SCRANTON, Pa. -- A California-based developer with big plans for a historic property in Lackawanna County came to town Wednesday to meet with the project's new neighbors.

That developer plans to renovate a former school into apartments, a restaurant, and maybe a bed and breakfast. Not everyone who lives in this area of Scranton and Dunmore loved the idea. The city of Scranton received so much negative feedback that the zoning board delayed its approval of the project.

The developer came to Scranton in hopes of clearing the air.

People in Lackawanna County know the sweeping campus of nine historic buildings as the former site of the Scranton School for the Deaf.

When Lance Robbins of Urban Smart Growth first saw it in pictures online, he had a vision for an intergenerational living community.

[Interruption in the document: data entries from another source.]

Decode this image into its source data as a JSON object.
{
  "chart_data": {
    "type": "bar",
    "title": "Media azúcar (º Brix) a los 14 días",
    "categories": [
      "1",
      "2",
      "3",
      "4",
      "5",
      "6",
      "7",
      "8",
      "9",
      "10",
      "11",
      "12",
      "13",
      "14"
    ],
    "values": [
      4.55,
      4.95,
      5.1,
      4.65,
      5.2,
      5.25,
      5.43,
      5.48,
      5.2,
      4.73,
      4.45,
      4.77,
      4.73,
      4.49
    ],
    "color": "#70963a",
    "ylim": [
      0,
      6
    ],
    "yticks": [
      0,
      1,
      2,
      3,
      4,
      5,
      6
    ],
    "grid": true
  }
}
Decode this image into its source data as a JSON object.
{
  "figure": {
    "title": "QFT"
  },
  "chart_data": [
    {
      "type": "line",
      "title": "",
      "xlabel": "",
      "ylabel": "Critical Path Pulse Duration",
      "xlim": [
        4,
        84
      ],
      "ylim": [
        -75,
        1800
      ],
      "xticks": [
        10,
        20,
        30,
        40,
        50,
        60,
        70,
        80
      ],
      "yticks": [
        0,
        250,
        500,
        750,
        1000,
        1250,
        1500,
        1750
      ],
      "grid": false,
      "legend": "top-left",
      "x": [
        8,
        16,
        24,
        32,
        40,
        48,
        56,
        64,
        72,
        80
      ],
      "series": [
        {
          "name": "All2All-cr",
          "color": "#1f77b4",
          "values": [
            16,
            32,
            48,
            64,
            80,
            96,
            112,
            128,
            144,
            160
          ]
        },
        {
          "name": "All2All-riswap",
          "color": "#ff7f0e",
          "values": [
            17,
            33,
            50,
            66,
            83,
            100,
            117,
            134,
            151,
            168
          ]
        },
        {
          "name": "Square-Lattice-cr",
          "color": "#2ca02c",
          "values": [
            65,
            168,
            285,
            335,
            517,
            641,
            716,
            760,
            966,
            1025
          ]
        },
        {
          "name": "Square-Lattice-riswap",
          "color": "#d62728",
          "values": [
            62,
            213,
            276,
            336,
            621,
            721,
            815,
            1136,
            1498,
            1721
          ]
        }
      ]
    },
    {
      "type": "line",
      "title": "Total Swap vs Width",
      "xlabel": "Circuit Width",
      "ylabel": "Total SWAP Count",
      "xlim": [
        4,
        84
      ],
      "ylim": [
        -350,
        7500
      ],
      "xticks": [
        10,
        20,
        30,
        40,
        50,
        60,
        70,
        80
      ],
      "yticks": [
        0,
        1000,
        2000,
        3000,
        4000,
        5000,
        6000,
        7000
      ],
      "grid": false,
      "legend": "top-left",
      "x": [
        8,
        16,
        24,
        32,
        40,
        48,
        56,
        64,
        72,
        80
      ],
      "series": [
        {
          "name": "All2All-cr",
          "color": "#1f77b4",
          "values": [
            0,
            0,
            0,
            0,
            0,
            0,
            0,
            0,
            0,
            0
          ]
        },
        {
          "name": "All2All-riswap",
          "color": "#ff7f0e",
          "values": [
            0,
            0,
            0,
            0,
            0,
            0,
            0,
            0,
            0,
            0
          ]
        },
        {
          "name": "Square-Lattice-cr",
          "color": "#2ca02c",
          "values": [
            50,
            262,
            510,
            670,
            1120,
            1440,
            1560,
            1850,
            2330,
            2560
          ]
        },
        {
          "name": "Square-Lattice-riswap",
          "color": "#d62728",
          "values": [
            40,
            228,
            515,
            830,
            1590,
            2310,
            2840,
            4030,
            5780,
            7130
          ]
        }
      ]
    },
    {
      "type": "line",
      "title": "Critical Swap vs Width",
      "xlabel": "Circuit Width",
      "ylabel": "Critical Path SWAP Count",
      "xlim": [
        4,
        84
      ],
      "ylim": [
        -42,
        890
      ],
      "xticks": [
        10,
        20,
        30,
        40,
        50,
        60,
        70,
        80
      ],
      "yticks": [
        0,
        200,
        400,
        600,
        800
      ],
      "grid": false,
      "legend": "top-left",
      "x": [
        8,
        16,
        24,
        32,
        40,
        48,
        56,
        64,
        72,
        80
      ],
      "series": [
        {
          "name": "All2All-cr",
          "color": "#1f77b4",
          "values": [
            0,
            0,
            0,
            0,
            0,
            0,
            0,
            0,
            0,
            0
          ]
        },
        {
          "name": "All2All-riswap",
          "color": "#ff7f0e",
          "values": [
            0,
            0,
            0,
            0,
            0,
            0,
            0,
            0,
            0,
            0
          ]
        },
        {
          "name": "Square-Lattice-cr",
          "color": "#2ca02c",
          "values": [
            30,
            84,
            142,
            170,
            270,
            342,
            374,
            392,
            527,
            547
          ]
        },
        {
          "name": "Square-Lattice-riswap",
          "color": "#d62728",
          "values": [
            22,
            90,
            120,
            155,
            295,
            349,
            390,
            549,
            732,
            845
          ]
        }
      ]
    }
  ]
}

"Generations have gotten incredibly separated, and a big part of this process is to have them under the same roof -- interconnected with common facilities and building a community. That's always been the goal. That's what we've done in other states and what we want to do here," Robbins said.

Robbins says the concept is different, so he's used to some skepticism, but he wasn't prepared for the backlash that met him when he went to Scranton for a zoning variance for the only building on the campus that's actually in the city. The rest are in Dunmore.

Neighbors convinced the Scranton Zoning Board to hold off on granting the variance.

Robbins and his company, Urban Smart Growth, are using that extra time to meet with concerned neighbors. He says the project can't be delayed any longer.

"Because of the complexities, I wouldn't make a commitment to buying it until we can check it out. We've spent now seven or eight months doing that, and our option was getting to the point where we had to make a decision that was rather substantial, therefore, that was the time pressure," said Robbins.

Robbins addressed problems in his past including zoning violations in the 1990s from properties in California. He says that's ancient history and his company has had success renovating old buildings in other cities in recent years.

After meeting with neighbors, he's confident Scranton is next.

"It was a pretty productive meeting," he said. "I think everybody walked away feeling they were taken care of."